Thursday, September 18, 2014

Psalm 48 - The City that God Built

For he was looking forward to the city with foundations,
whose architect and builder is God.
Hebrews 11:10
1How great is the LORD,
how deserving of praise,
in the city of our God,
which sits on His holy mountain!
2It is high and magnificent;
the whole earth rejoices to see it!
Mount Zion, the holy mountain,a
is the city of the great King!
3God Himself is in Jerusalem’s towers,
revealing Himself as its Defender.
4The kings of the earth joined forces
and advanced against the city.
5But when they saw it, they were stunned;
they were terrified and ran away.
6They were gripped with terror
and writhed in pain like a woman in labor.
7You destroyed them like the mighty ships of Tarshish
shattered by a powerful east wind.
8We had heard of the city’s glory,
but now we have seen it ourselves—
the city of the LORD of Heaven’s Armies.
It is the city of our God;
He will make it safe forever.
9O God, we meditate on Your unfailing love
as we worship in Your Temple.
10As Your Name deserves, O God,
You will be praised to the ends of the earth.
Your strong right hand is filled with victory.
11Let the people on Mount Zion rejoice.
Let all the towns of Judah be glad
because of Your justice.
12Go, inspect the city of Jerusalem.b
Walk around and count the many towers.
13Take note of the fortified walls,
and tour all the citadels,
that you may describe them
to future generations.
14For that is what God is like.
            He is our God forever and ever,
            and He will guide us until we die.
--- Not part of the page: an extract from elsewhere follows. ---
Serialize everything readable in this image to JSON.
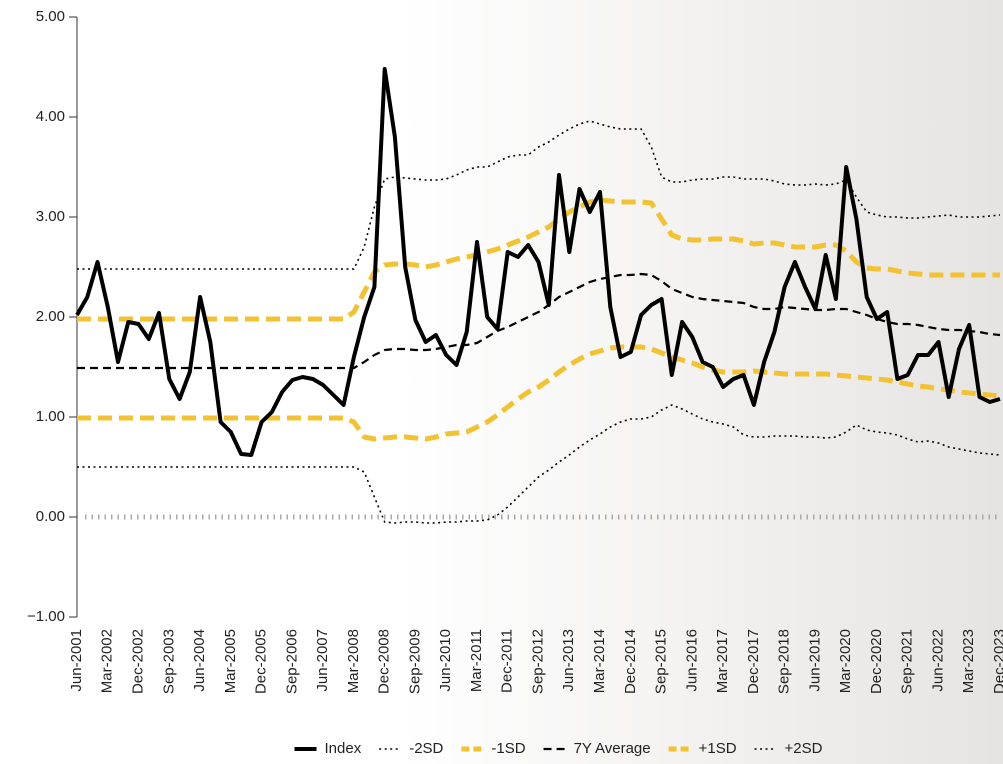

Psalms 46 and 48 both seem to have been written in response to some stupendous deliverance of Jerusalem from powerful enemies that threatened to annihilate it. While scholars differ, most are inclined to view it as the deliverance under King Hezekiah from Sennacherib’s powerful army (described in 2 Kings 18:17-19:37; 2 Chronicles 32; & Isa. 36-37). This army had been unstoppable, and now it surrounded Jerusalem. It looked doomed. But in response to Hezekiah’s and Isaiah’s prayers, the angel of the Lord went out and killed 185,000 of Sennacherib’s troops in one night. He returned defeated to Ninevah and was murdered by his sons as he worshiped in his idol temple.

But whatever the historical situation, the psalm joyously proclaims God’s greatness as seen in the splendor of His city, which He miraculously delivered. While parts of the psalm would almost lead you to think that it is praising the beauty of Zion, the first and last verses serve to show that it is actually a psalm about the greatness of God as seen through His city. The idea is: God’s city is to proclaim the praise of His salvation to all the earth and to succeeding generations. 
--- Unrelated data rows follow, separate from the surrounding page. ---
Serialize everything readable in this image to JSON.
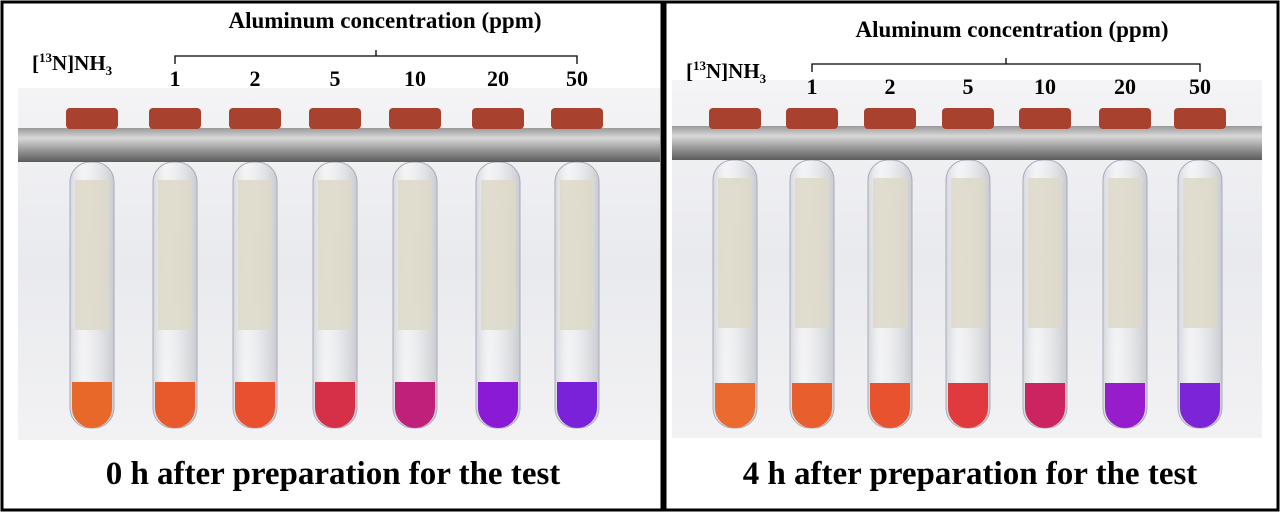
{
  "panels": [
    {
      "reference_label": {
        "open": "[",
        "sup": "13",
        "mid": "N]NH",
        "sub": "3"
      },
      "axis_title": "Aluminum concentration (ppm)",
      "concentrations": [
        1,
        2,
        5,
        10,
        20,
        50
      ],
      "caption": "0 h after preparation for the test"
    },
    {
      "reference_label": {
        "open": "[",
        "sup": "13",
        "mid": "N]NH",
        "sub": "3"
      },
      "axis_title": "Aluminum concentration (ppm)",
      "concentrations": [
        1,
        2,
        5,
        10,
        20,
        50
      ],
      "caption": "4 h after preparation for the test"
    }
  ]
}
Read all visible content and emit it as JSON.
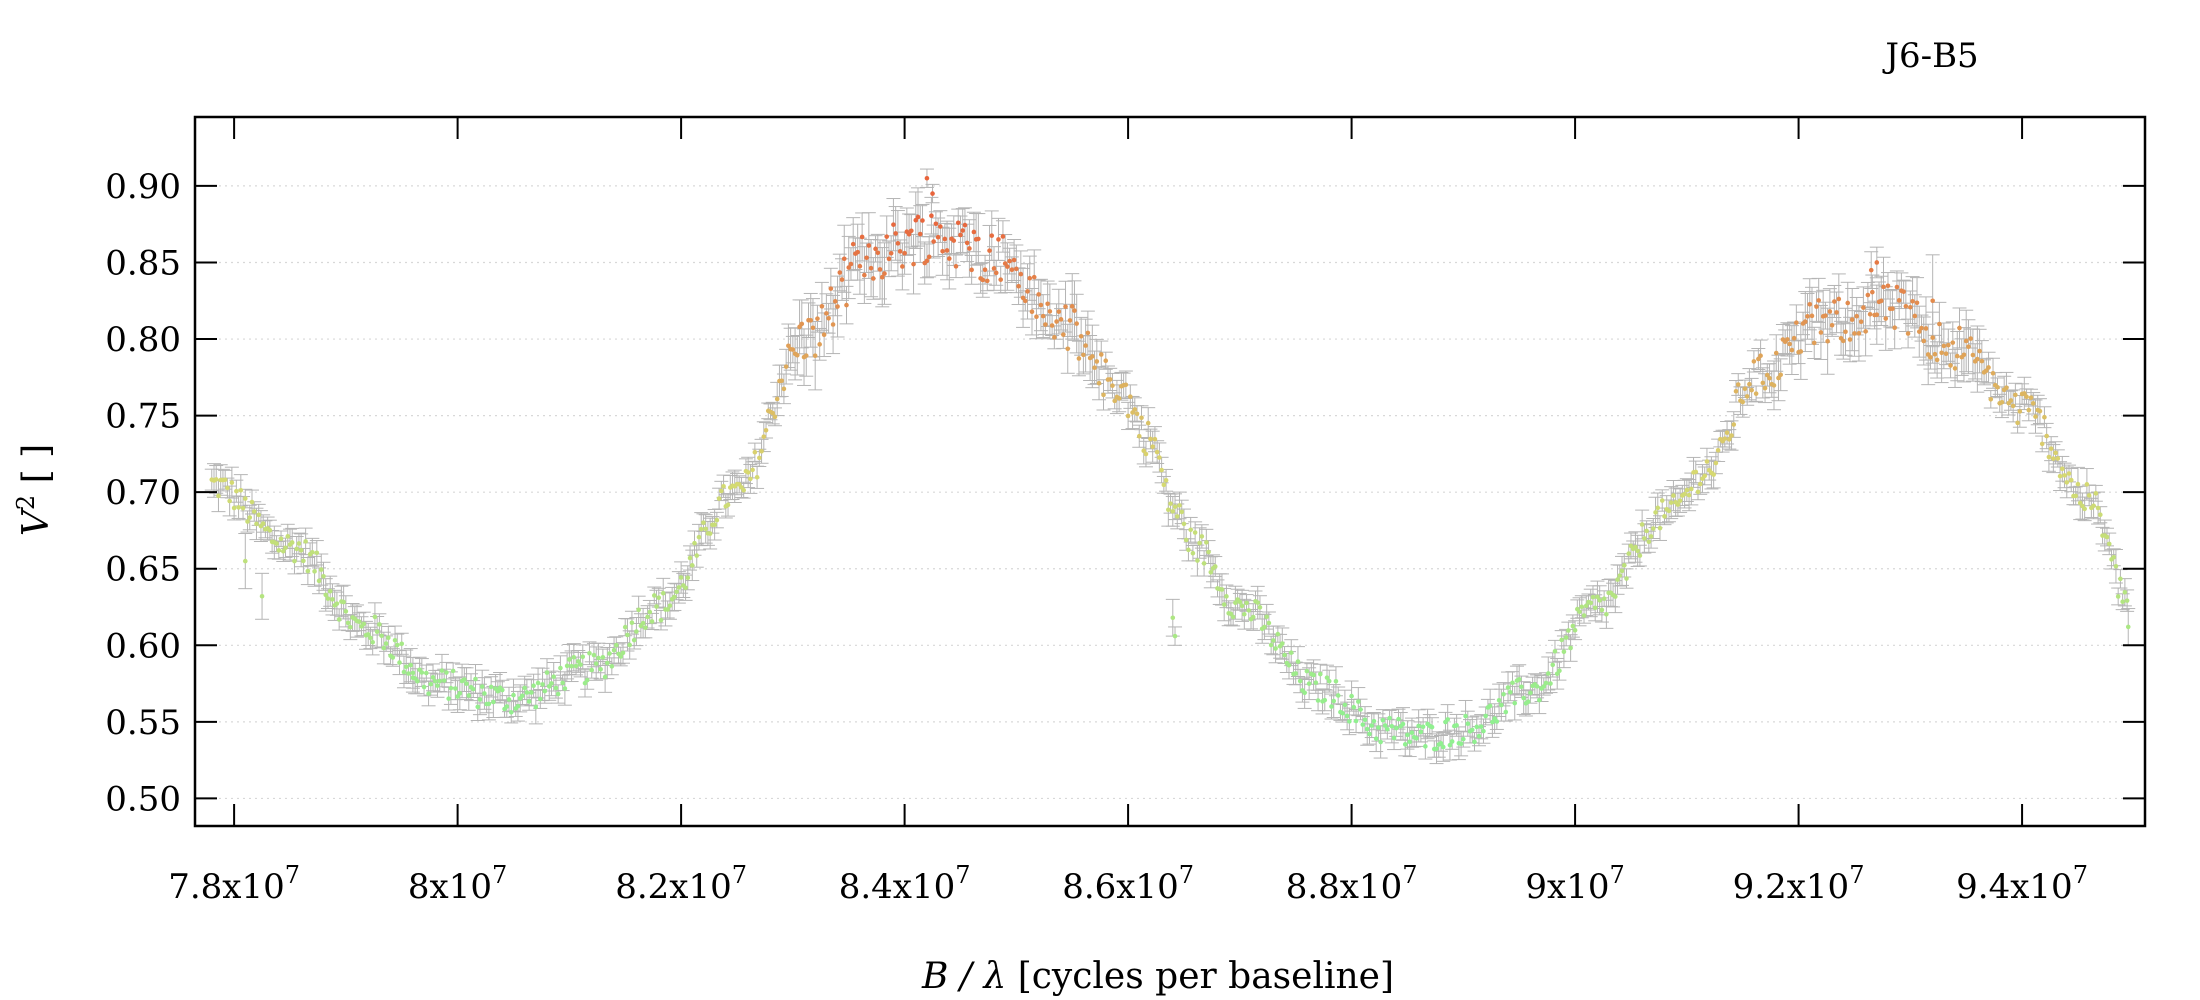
{
  "chart_data": {
    "type": "scatter",
    "title": "J6-B5",
    "xlabel": {
      "var": "B / λ",
      "rest": " [cycles per baseline]"
    },
    "ylabel": {
      "var": "V",
      "sup": "2",
      "rest": " [ ]"
    },
    "xlim": [
      77650000,
      95100000
    ],
    "ylim": [
      0.482,
      0.945
    ],
    "x_ticks": [
      {
        "value": 78000000,
        "mantissa": "7.8x10",
        "exp": "7"
      },
      {
        "value": 80000000,
        "mantissa": "8x10",
        "exp": "7"
      },
      {
        "value": 82000000,
        "mantissa": "8.2x10",
        "exp": "7"
      },
      {
        "value": 84000000,
        "mantissa": "8.4x10",
        "exp": "7"
      },
      {
        "value": 86000000,
        "mantissa": "8.6x10",
        "exp": "7"
      },
      {
        "value": 88000000,
        "mantissa": "8.8x10",
        "exp": "7"
      },
      {
        "value": 90000000,
        "mantissa": "9x10",
        "exp": "7"
      },
      {
        "value": 92000000,
        "mantissa": "9.2x10",
        "exp": "7"
      },
      {
        "value": 94000000,
        "mantissa": "9.4x10",
        "exp": "7"
      }
    ],
    "y_ticks": [
      {
        "value": 0.5,
        "label": "0.50"
      },
      {
        "value": 0.55,
        "label": "0.55"
      },
      {
        "value": 0.6,
        "label": "0.60"
      },
      {
        "value": 0.65,
        "label": "0.65"
      },
      {
        "value": 0.7,
        "label": "0.70"
      },
      {
        "value": 0.75,
        "label": "0.75"
      },
      {
        "value": 0.8,
        "label": "0.80"
      },
      {
        "value": 0.85,
        "label": "0.85"
      },
      {
        "value": 0.9,
        "label": "0.90"
      }
    ],
    "grid": "horizontal-dotted",
    "errorbar_color": "#b4b4b4",
    "color_scale": {
      "low_value": 0.55,
      "high_value": 0.88,
      "low_color": "#90f090",
      "mid_color": "#d8d870",
      "high_color": "#e8643c"
    },
    "trend_x": [
      77800000,
      78500000,
      79200000,
      79800000,
      80500000,
      81200000,
      81800000,
      82500000,
      83100000,
      83700000,
      84200000,
      84800000,
      85400000,
      85900000,
      86200000,
      86400000,
      86600000,
      87000000,
      87700000,
      88300000,
      88600000,
      89000000,
      89600000,
      90200000,
      90800000,
      91200000,
      91600000,
      92200000,
      92800000,
      93400000,
      94000000,
      94600000,
      94950000
    ],
    "trend_y": [
      0.705,
      0.665,
      0.61,
      0.575,
      0.565,
      0.585,
      0.625,
      0.7,
      0.8,
      0.855,
      0.868,
      0.855,
      0.81,
      0.77,
      0.735,
      0.69,
      0.665,
      0.625,
      0.572,
      0.545,
      0.54,
      0.545,
      0.57,
      0.625,
      0.685,
      0.715,
      0.775,
      0.81,
      0.82,
      0.795,
      0.755,
      0.695,
      0.63
    ],
    "x_step": 20000,
    "outliers": [
      {
        "x": 78100000,
        "y": 0.655,
        "err": 0.018
      },
      {
        "x": 78250000,
        "y": 0.632,
        "err": 0.015
      },
      {
        "x": 79600000,
        "y": 0.582,
        "err": 0.01
      },
      {
        "x": 84200000,
        "y": 0.905,
        "err": 0.006
      },
      {
        "x": 84250000,
        "y": 0.895,
        "err": 0.006
      },
      {
        "x": 86400000,
        "y": 0.618,
        "err": 0.012
      },
      {
        "x": 86420000,
        "y": 0.606,
        "err": 0.006
      },
      {
        "x": 92650000,
        "y": 0.845,
        "err": 0.012
      },
      {
        "x": 92700000,
        "y": 0.85,
        "err": 0.01
      },
      {
        "x": 93200000,
        "y": 0.825,
        "err": 0.03
      },
      {
        "x": 94950000,
        "y": 0.612,
        "err": 0.012
      }
    ]
  }
}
God describes heaven as a city. The city is called "New Jerusalem". So our eternity in heaven is city living! We will have lots of neighbors in heaven and they will all be perfect. In the Bible, cities are the desirable place to live. To live away from the city is to be unprotected from bandits, invading enemies, and predatory wild animals. It is to battle the elements. It is to cut yourself off from commerce, social relationships, and community support. The biblical mindset is, “Why in the world would anyone want to move out of the city into the wilderness?”

In America, though we have large cities, there is a cultural tendency towards individualism. Many people prize the rugged individualist. When we relate to one another, we tend to compete rather than to cooperate. As American Christians, we rightly emphasize having a personal relationship with Christ. 

I live in a big city and my tendency is to be highly independent - a loan ranger. I attend a church in my city within a few blocks of my loft. My neighborhood was formerly an industrial area that had railroad tracks running down side streets of dry docks and warehouses, which were transformed into condo and lofts. Stacked living, as it is called, lends itself to highly independent lone ranger types. As close in proximity that we live to one another, we remain mostly strangers. Christ emphasized that the life as a Christian is more than just me and Him. Being in Christ  makes me a part of His body, the church. I become a fellow citizen with the saints, a member of God’s household (Eph. 2:19). Or, to put it another way, I become a citizen of God’s city.

I cannot be a lone ranger Christian within the body of Christ, His church! Philosophically speaking, I cannot move to the country, away from God’s people. God’s purpose is bound up with a city. God purpose for believers s is to be residents of His city and join together as the citizens of Zion in proclaiming the praise of His salvation to all the earth and to succeeding generations. God desires  for me to be a citizen of the great community of believers who are united together in the city of our great King!

Psalm 48 teaches me that the history and destiny of God’s people is inextricably linked with God Himself. Knowing that this God is my God gives me a sense of peace when I am under attack. It gives me a sense of purpose to serve His great cause of spreading His glory to every people. It gives me a sense of belonging to be a part of the city of this great King.